Nacha Payment Rules Key for ACH Start-Up

Does the world need another automated clearing house processor?

The founders of a start-up outsourcer, ACH Federal LLC of Chattanooga, Tenn., say it does.

Clint Blaylock, the company's vice president of operations, said ACH Federal has the first automated clearing house system built from the ground up to comply with recent rules by Nacha, the electronic payments association, designed to fight fraud and tighten compliance.

"That's a big part of our story," Blaylock said.

ACH Federal, which announced itself last week, has been in development for three years, Blaylock said. It processed its first transactions in March of last year and is now working with nine banks and 170 of their customers.

Since its inception the company has handled more than 1.8 million transactions. It is now handling 260,000 payments a month — a fraction of the system's capacity, Blaylock said.

ACH Federal enters a market where there is no shortage of alternatives. Major core processing vendors provide ACH software and services to their bank customers, and as do other independent service bureaus.
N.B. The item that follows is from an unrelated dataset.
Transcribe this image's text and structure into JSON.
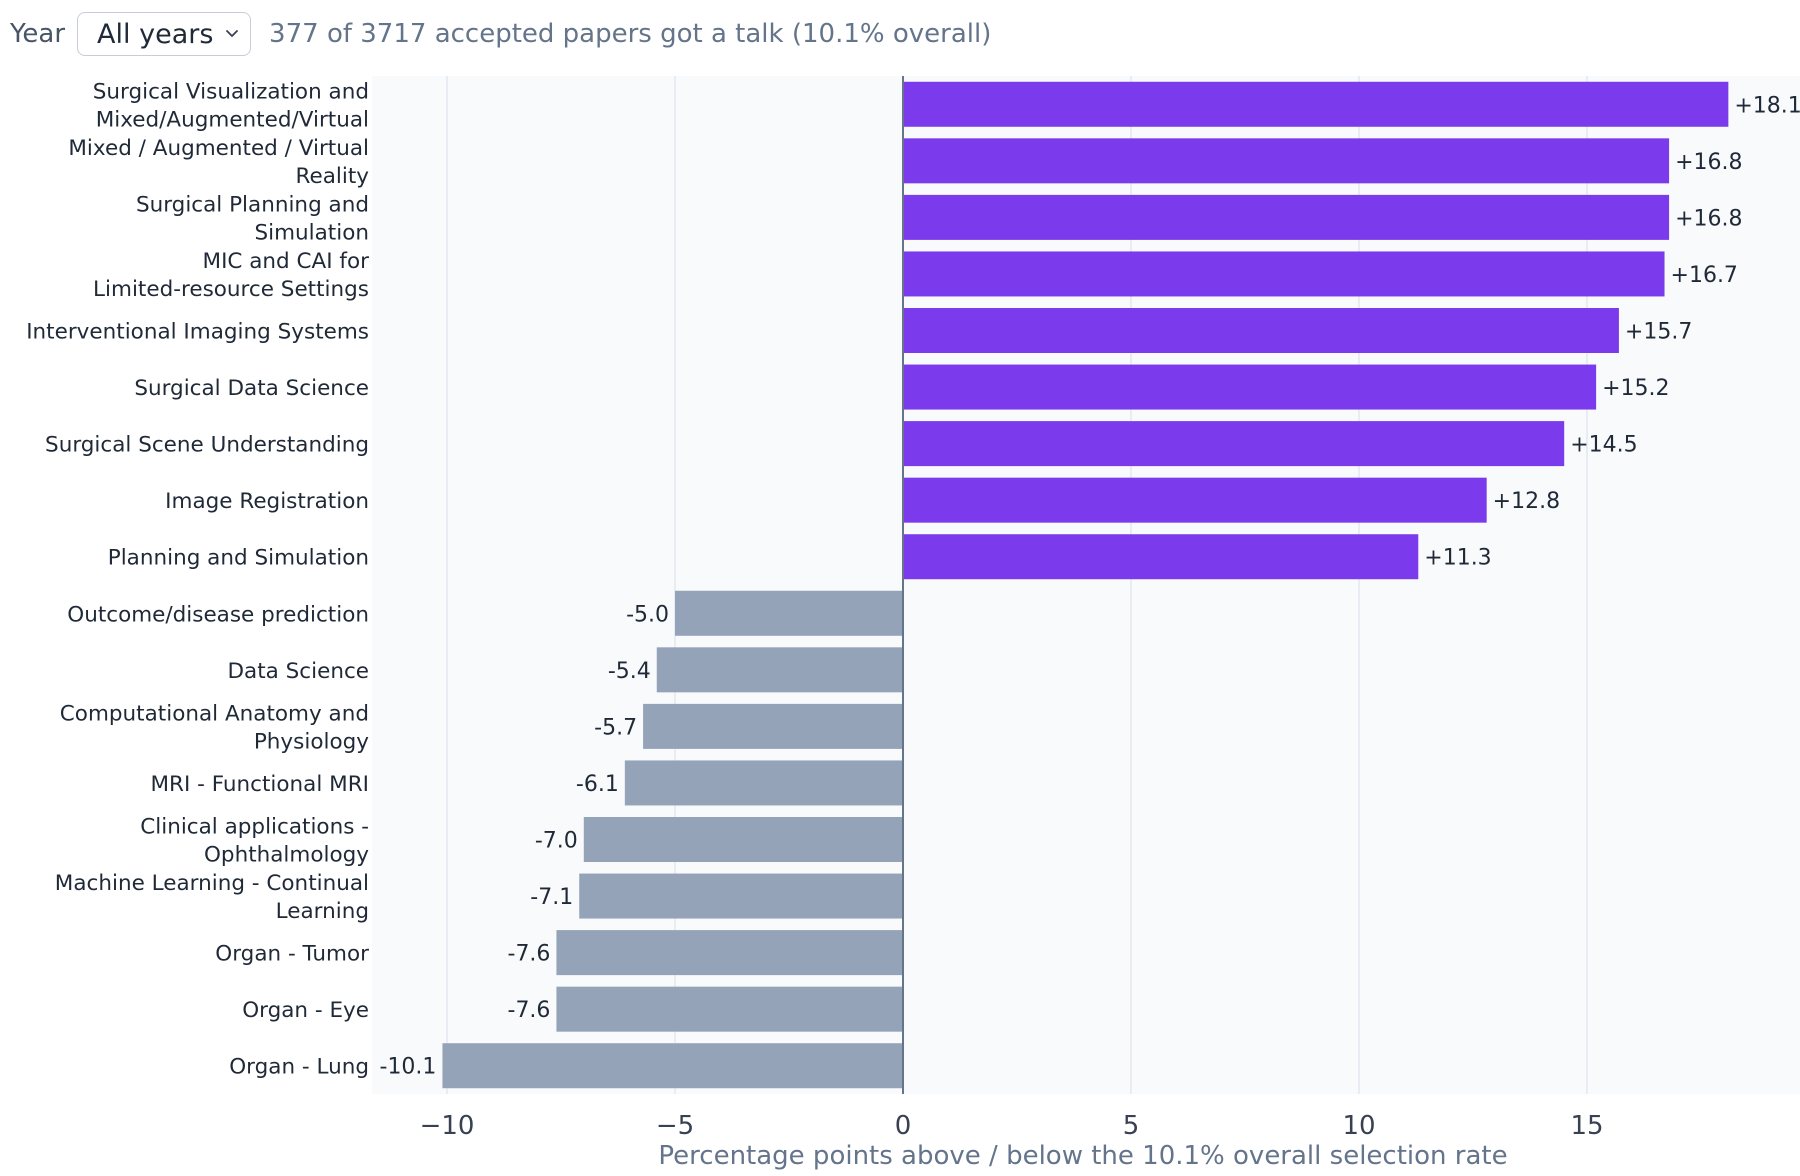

Goldleaf Financial Solutions Inc., perhaps the most prominent independent vendor providing ACH software to community banks, was acquired in October by the core processor Jack Henry & Associates Inc. of Monett, Mo.

Terri Pelle Sands, a managing director at Payments Information Circle LLC, an Atlanta membership group for community banks and credit unions, welcomed the new entrant to the market.

"One person in a community bank or credit union is doing 14 jobs," Sands said.

Because ACH Federal's automated system is rules-based, "they take them through step by step and won't let them go off and do something that would violate Nacha rules," she said.

ACH Federal also enters a market where transaction volumes are growing because of new transaction types. ACH was once mainly for recurring transactions between well-known parties, such as direct deposit of payroll, but has been transformed in the past decade by a profusion of alternatives — including point of sale purchases and online and telephone transactions — that raise the risk of fraud and even organized crime.

Recognizing the issue, Nacha, of Herndon, Va., established new network enforcement rules that took effect in December 2007, giving it the power to fine violators up to $500,000 a month (typically targeting banks that fail to resolve problem transactions) and to require special reports from institutions that it believes are allowing practices that create risk management problems for others on the ACH network.

Craig Cotter, a senior account representative at ACH Federal, said the economic crisis has led the government to impose additional rules on electronic transactions, and he argued that his company's modular system is well suited to handle changes in the automated clearing house system.

"With the changes that are occurring now and the changes that are going to continue to occur, you've got to be ready to move, monthly," Cotter said.

Blaylock said ACH Federal built its system using service-oriented architecture, specifically Microsoft Corp.'s Dot.Net framework, to make it easy to use.

For mom-and-pop companies with simple payment needs — a significant customer base for community banks — the processor collects payments from customers online, makes payments to vendors and deposits payroll funds into employee accounts.

Pam Pliler, the senior operations officer at the $119 million-asset Summit Bank in Eugene, Ore., said she was willing to take a chance on the untested company because she had worked with several of its founders at another Tennessee company, ACH Commerce LLC of Ooltewah, which was sold in 2005 to the money transfer company MoneyGram International Inc.

After conducting its due diligence and considering a number of providers, Summit began moving its 50-plus ACH originators to ACH Federal in September. Those clients do not currently use Nacha formats for Web or telephone payments, she said. "But I knew to be competitive I had to choose a vendor that could offer that capability."

She had found the ACH Commerce service levels to be exemplary and was pleased to work with the same group of people again, she said. I feel like I'm back in the same family of people, but with better software."